Num período de crise económica o apelo demagógico aos laços comunitários e solidários faz prosperar esta perspectiva capciosa de valorização social através do desporto, ou do activismo físico tão em voga - quais Midas -, e estimula projectos e iniciativas desportivas propagandísticas, panfletárias e festivaleiras, mas inócuas na qualificação cívica de segmentos marginais da comunidade local, à medida que contribuem para debilitar o desporto de base - elemento mediador cujo envolvimento é crucial para se aceder a essas franjas - por força das acções avulsas, mediaticamente compensadoras mas desportiva e socialmente desastrosas, que comportam este tipo de estratégias (?) amiúde financiadas por fundações ou empresas privadas, na sua esfera de (i)responsabilidade social.

Ainda que provenham de onde menos se podia esperar, não são apenas estas as barreiras que impedem o desporto de base de desenvolver o seu potencial na esfera social e a comunidade local de capitalizar os enormes benefícios gerados pelo trabalho que aí se produz numa base voluntária, particularmente junto de segmentos populacionais prioritários.

Ao terminar o Ano Europeu do Combate à Pobreza e Exclusão Social e iniciando-se no próximo o Ano Europeu de Voluntariado surgem na União Europeia várias iniciativas sobre o papel da política desportiva da UE e sua orientação estratégica ao nível da inclusão social, num momentum que também passou pelo nosso país.

A presidência belga - país onde convivem duas realidades socioculturais distintas - atribuiu prioridade a estes temas na sua agenda para o desporto, desde logo nos trabalhos preparatórios ao nível dos directores gerais, e organizou uma conferência sobre a promoção da participação desportiva através de iniciativas políticas municipais, especificamente destinadas a grupos sociais em risco de exclusão, da qual saiu um conjunto de recomendações políticas para a reunião informal de ministros europeus responsáveis pelo desporto cujos tópicos se discutirão na reunião do Conselho da UE para o desporto a ter lugar no próximo dia 18 de Novembro em Bruxelas.
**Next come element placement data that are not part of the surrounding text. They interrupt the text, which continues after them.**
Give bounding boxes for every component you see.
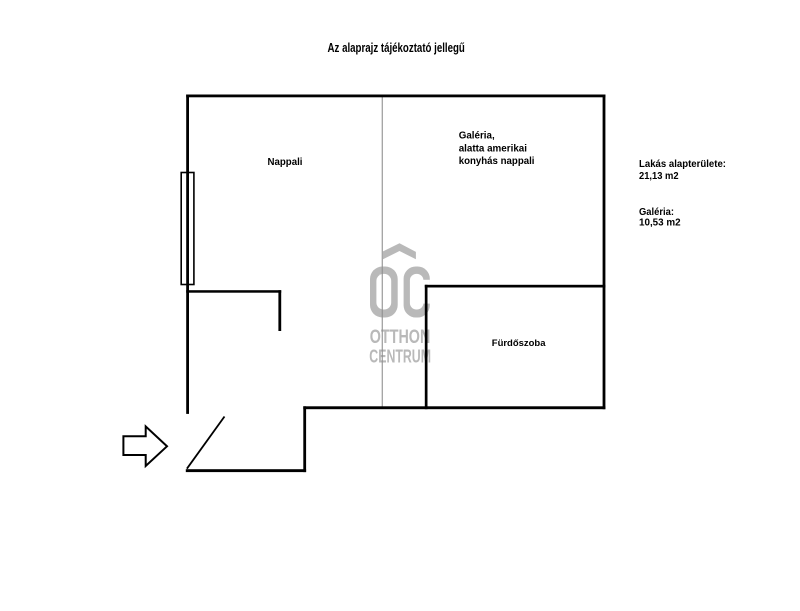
svg-text:alatta amerikai: alatta amerikai: [459, 144, 527, 155]
svg-text:Galéria,: Galéria,: [459, 131, 495, 142]
svg-text:CENTRUM: CENTRUM: [369, 346, 431, 367]
svg-text:21,13 m2: 21,13 m2: [639, 171, 679, 182]
svg-text:Az alaprajz tájékoztató jelleg: Az alaprajz tájékoztató jellegű: [328, 41, 465, 55]
svg-text:Fürdőszoba: Fürdőszoba: [492, 338, 547, 348]
svg-text:10,53 m2: 10,53 m2: [639, 218, 681, 229]
svg-text:Galéria:: Galéria:: [639, 207, 674, 218]
svg-text:konyhás nappali: konyhás nappali: [459, 156, 535, 167]
svg-text:Nappali: Nappali: [268, 157, 303, 168]
svg-text:Lakás alapterülete:: Lakás alapterülete:: [639, 159, 726, 170]
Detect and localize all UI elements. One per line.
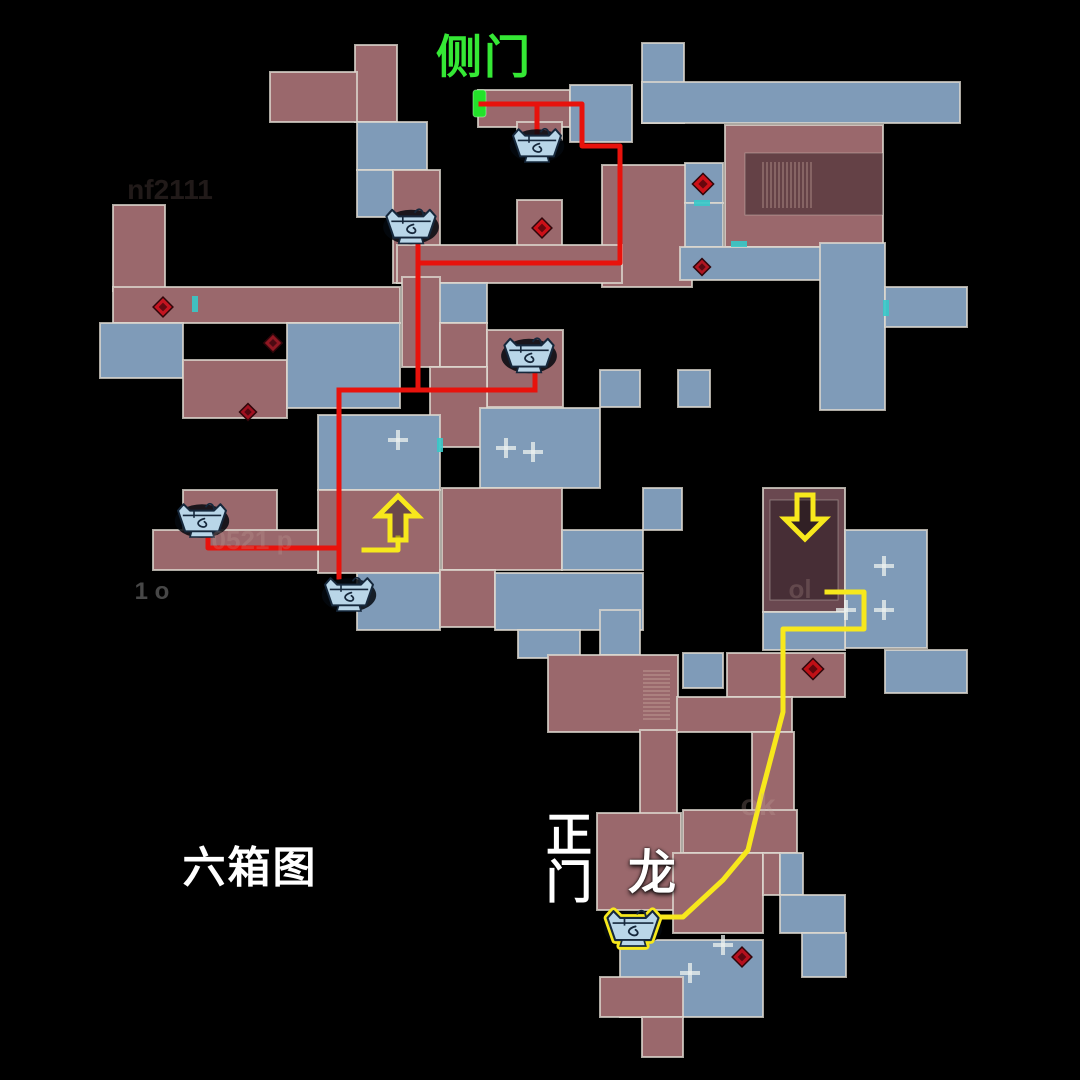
map-room-blue <box>802 933 846 977</box>
map-room-blue <box>820 243 885 410</box>
map-room-blue <box>643 488 682 530</box>
merchant-chest-icon <box>175 504 229 538</box>
map-room-blue <box>100 323 183 378</box>
map-room-blue <box>562 530 643 570</box>
map-room-red <box>440 570 495 627</box>
merchant-chest-icon <box>604 911 662 947</box>
map-room-blue <box>287 323 400 408</box>
map-room-red <box>113 205 165 291</box>
map-room-red <box>642 1017 683 1057</box>
map-room-red <box>183 360 287 418</box>
castle-treasure-map <box>0 0 1080 1080</box>
map-room-blue <box>518 630 580 658</box>
room-inner-shade <box>745 153 883 215</box>
map-room-blue <box>357 122 427 170</box>
merchant-chest-icon <box>383 209 439 244</box>
map-room-red <box>440 323 487 367</box>
wall-cross-v <box>721 935 725 955</box>
map-room-red <box>355 45 397 122</box>
chest-foot <box>517 367 542 373</box>
map-room-red <box>600 977 683 1017</box>
chest-foot <box>620 940 646 946</box>
merchant-chest-icon <box>501 338 557 373</box>
merchant-chest-icon <box>510 129 564 163</box>
map-room-red <box>442 488 562 570</box>
wall-cross-v <box>504 438 508 458</box>
item-diamond-icon <box>264 334 282 352</box>
wall-cross-v <box>688 963 692 983</box>
map-room-red <box>318 490 440 573</box>
map-room-red <box>402 277 440 367</box>
wall-cross-v <box>844 600 848 620</box>
wall-cross-v <box>882 600 886 620</box>
game-map-screen: 侧门 六箱图 正 门 龙 nf21110521 pokol1 o <box>0 0 1080 1080</box>
door-marker <box>731 241 747 247</box>
chest-foot <box>525 156 549 162</box>
door-marker <box>694 200 710 206</box>
map-room-red <box>597 813 681 910</box>
wall-cross-v <box>396 430 400 450</box>
wall-cross-v <box>531 442 535 462</box>
map-room-blue <box>642 82 960 123</box>
door-marker <box>883 300 889 316</box>
chest-foot <box>337 605 361 611</box>
merchant-chest-icon <box>322 578 376 612</box>
map-room-blue <box>678 370 710 407</box>
chest-foot <box>190 531 214 537</box>
map-room-red <box>727 653 845 697</box>
map-room-red <box>763 853 780 895</box>
map-room-blue <box>570 85 632 142</box>
map-room-blue <box>780 895 845 933</box>
door-marker <box>192 296 198 312</box>
map-room-red <box>270 72 357 122</box>
map-room-blue <box>318 415 440 490</box>
map-room-red <box>548 655 678 732</box>
map-room-red <box>640 730 677 815</box>
chest-foot <box>399 238 424 244</box>
map-room-red <box>673 853 763 933</box>
map-room-blue <box>357 170 393 217</box>
map-room-blue <box>600 370 640 407</box>
map-room-blue <box>885 287 967 327</box>
map-room-blue <box>683 653 723 688</box>
map-room-red <box>683 810 797 853</box>
map-room-blue <box>885 650 967 693</box>
map-room-blue <box>600 610 640 655</box>
map-room-red <box>677 697 792 732</box>
wall-cross-v <box>882 556 886 576</box>
map-room-blue <box>780 853 803 895</box>
door-marker <box>437 438 443 452</box>
map-room-blue <box>685 203 723 247</box>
O facto do desporto de base e o seu valor social figurar na agenda institucional dos decisores políticos é o corolário de vários momentos políticos - do Parlamento Europeu e das mais relevantes instituições parlamentares dos Estados-membros - no decorrer do roteiro para avaliação do impacto da implementação das disposições do Tratado sobre o desporto, os quais não podem ser ignorados quando a Comissão apresentar, no próximo dia 10 de Novembro, as suas prioridades e o programa da UE para o desporto a partir de 2012.

12 comentários:

Luís Leite disse...

Caro João Almeida,

Várias perguntas e algumas hipotéticas respostas, para ver se o compreendo no seu perfeito "europês":

1) O que são "ambientes socioeconómicos voláteis e complexos"?

Julgo que se refere aos bairros suburbanos das grandes cidades.

2) O que é "inclusão social?"

Serão estratégias a implementar para que grupos sociais e/ou étnicos diferenciados se passem a relacionar de uma forma civilizada?

3) O que são "grupos em risco de exclusão"?

Serão os bandos de marginais rotulados de "vítimas sociais" que impunemente assaltam e aterrorizam a restante população sem que as autoridades e a Justiça nada façam?

4) O que é "desporto de base"?

Esta não sei mesmo responder.
Só se for basebol...

Quanto ao resto do seu texto, devo dizer-lhe que concordo na íntegra com o 4º parágrafo.

Quanto às instituições da dita União Europeia, já demos para esse peditório.
Sobram demagogia em doses industriais, tachos e passeatas.
No fim, fica tudo na mesma.

Peço-lhe encarecidamente que não leve a mal os meus comentários anti-europeistas, ignorantes e pessimistas e solicito esclarecimentos.

Cumprimentos solidários.

João Almeida disse...

Caro Luis Leite

Você é sempre bem vindo.
Faz as perguntas e dá as suas hipotéticas respostas.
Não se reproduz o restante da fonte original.